First, many of these critics have experienced genuine harm from their religious upbringing. Some have suffered physical or psychological abuse from religious authority figures. Others felt intellectually suffocated by a demand for unquestioning belief. Still others have experienced a faith-shattering disappointment when God did not perform as they had been led to expect. Although ex-Christians often sound bitter, we who love God should respond to them with kindness and listen lovingly to the pain concealed beneath their anger.

 

My second point is this: Jesus and the authors of the New Testament did not sense any difference between their understanding of God and the God portrayed by the Old Testament. They constantly quoted the Old Testament in order to support their own teachings. Jesus Himself said, “Do not think that I came to abolish the Law or the Prophets; I did not come to abolish but to fulfill” (Matthew 5:17).

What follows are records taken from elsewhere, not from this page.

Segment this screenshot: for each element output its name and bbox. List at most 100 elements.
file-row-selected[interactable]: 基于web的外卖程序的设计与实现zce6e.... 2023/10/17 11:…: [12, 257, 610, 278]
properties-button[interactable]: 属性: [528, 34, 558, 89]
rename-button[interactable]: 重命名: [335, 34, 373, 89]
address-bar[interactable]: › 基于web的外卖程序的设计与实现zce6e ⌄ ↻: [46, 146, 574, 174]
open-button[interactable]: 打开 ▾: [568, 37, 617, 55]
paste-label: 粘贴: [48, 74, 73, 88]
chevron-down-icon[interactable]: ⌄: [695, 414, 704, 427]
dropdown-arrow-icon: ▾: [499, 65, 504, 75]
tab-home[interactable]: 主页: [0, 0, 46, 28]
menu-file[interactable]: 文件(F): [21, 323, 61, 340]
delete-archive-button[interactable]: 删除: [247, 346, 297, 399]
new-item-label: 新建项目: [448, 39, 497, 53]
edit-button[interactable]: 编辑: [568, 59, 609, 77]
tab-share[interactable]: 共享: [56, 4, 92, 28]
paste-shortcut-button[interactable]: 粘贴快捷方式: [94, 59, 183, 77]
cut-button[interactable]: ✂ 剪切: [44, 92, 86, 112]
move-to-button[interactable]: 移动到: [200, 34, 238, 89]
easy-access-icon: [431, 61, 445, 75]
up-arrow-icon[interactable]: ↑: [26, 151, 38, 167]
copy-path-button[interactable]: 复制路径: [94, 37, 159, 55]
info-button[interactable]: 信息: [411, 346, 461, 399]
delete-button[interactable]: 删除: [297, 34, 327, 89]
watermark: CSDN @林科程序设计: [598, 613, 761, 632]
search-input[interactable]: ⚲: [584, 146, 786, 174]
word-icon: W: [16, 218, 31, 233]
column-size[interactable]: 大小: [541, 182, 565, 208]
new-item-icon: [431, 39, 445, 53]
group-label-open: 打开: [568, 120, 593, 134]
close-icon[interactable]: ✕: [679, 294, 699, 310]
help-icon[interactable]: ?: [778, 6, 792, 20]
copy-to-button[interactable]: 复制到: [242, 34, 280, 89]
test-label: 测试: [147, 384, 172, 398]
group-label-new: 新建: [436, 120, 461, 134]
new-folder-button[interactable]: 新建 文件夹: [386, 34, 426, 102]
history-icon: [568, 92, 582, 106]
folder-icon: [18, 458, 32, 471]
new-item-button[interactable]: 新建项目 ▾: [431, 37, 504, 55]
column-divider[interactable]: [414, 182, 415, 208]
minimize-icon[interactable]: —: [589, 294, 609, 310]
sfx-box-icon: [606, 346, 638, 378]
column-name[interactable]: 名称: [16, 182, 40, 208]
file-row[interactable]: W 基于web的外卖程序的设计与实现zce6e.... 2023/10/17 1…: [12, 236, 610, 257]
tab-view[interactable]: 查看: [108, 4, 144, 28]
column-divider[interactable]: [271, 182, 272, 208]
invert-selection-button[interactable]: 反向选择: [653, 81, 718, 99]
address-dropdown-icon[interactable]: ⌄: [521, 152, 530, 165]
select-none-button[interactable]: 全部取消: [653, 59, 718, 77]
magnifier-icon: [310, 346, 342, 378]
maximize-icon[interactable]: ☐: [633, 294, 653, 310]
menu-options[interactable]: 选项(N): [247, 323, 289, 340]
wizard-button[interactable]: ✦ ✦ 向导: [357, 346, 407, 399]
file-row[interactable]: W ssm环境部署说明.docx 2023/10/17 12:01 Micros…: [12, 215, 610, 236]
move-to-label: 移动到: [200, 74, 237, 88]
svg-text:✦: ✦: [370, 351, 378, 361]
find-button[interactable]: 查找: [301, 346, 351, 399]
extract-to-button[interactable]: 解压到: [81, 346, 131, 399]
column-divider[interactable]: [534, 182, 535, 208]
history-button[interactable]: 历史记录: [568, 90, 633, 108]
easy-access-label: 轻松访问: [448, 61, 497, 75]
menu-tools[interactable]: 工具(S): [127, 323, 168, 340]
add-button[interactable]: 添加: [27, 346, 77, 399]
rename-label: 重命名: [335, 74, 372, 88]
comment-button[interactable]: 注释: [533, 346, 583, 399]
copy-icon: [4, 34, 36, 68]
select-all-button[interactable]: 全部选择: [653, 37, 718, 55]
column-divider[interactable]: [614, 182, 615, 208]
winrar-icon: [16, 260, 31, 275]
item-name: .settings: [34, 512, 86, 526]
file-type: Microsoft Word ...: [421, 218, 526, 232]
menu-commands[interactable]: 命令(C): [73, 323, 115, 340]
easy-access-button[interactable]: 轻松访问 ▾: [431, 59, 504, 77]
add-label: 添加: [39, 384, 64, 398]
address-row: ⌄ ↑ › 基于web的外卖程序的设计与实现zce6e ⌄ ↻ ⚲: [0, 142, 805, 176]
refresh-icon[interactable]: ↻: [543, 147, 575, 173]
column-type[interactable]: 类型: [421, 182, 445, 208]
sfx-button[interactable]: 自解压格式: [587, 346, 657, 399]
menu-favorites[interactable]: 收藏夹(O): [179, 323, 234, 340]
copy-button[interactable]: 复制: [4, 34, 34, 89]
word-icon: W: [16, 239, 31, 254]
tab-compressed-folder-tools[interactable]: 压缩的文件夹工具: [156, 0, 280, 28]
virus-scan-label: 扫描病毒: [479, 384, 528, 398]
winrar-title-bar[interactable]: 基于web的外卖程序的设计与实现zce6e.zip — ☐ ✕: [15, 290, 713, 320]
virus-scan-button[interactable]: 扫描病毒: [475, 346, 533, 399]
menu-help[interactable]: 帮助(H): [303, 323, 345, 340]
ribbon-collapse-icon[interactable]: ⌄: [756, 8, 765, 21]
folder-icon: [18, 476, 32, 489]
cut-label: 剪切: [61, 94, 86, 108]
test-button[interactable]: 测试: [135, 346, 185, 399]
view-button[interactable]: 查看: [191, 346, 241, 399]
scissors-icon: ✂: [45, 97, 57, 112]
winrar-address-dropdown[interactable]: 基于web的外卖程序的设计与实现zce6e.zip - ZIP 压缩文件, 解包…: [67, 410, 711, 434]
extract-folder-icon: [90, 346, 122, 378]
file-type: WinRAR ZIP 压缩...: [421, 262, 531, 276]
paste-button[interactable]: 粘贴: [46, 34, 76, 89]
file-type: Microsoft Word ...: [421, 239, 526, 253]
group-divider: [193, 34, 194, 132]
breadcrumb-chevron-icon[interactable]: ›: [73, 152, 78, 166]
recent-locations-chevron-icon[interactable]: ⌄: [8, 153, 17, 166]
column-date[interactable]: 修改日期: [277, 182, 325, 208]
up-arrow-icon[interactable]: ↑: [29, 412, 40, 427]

Referring to the Old Testament, He said, “The Scripture cannot be broken” (John 10:35). The heavenly Father, whom Jesus preached, has exactly the same attributes as the God of Abraham, Moses, and David. Only a shortsighted, selective reading of the Bible can conclude otherwise.

               

My third point is that ex-Christians have not really come to know the God of the Bible. Many of them have prayed to receive Christ, or they have been confirmed and baptized. At one time, they sincerely thought of themselves as Christians. Still, their experience of life with God does not match that of those who really know Him.

 

Perhaps the best way to make this point is to see how Old Testament believers felt about God when He was not giving victory to their armies and prosperity to their land. David, when surrounded by enemies, wrote, “One thing I have asked from the Lord, that I shall seek: That I may dwell in the house of the Lord all the days of my life, to behold the beauty of the Lord and to meditate in His temple” (Psalm 27:4).

 

Asaph was envious of the wealthy wicked until he met God. Then he expressed his contentment by saying to the Lord, “Whom have I in heaven but You? And besides You, I desire nothing on earth. . . . The nearness of God is my good” (Psalm 73:25, 28).

 

Finally, consider the prophet Habakkuk. He was distraught when God told him that Chaldean invaders were about to bring devastation to his country. After a deeper meeting with God, however, he penned this startling conclusion. “Though the fig tree should not blossom, and there be no fruit on the vines, though the yield of the olive should fail and the fields produce no food, though the flock be should be cut off from the fold and there be no cattle in the stalls, yet I will exult in the Lord, I will rejoice in the God of my salvation” (Habakkuk 3:17-18).

               

These Old Testament believers – and multitudes since then – have enjoyed such a sense of the goodness and beauty of God that they were willing to part with every other good thing in order to know Him better. When this sense of God’s goodness and beauty is lacking, faith may not be deeply rooted and may be easily overthrown.

               

Where can you find this heavenly light for your heart? Seek it from God through Jesus Christ. “For God, who said, ‘Light shall shine out of darkness,’ is the One who has shone in our hearts to give the Light of the knowledge of the glory of God in the face of Christ” (2 Corinthians 4:6).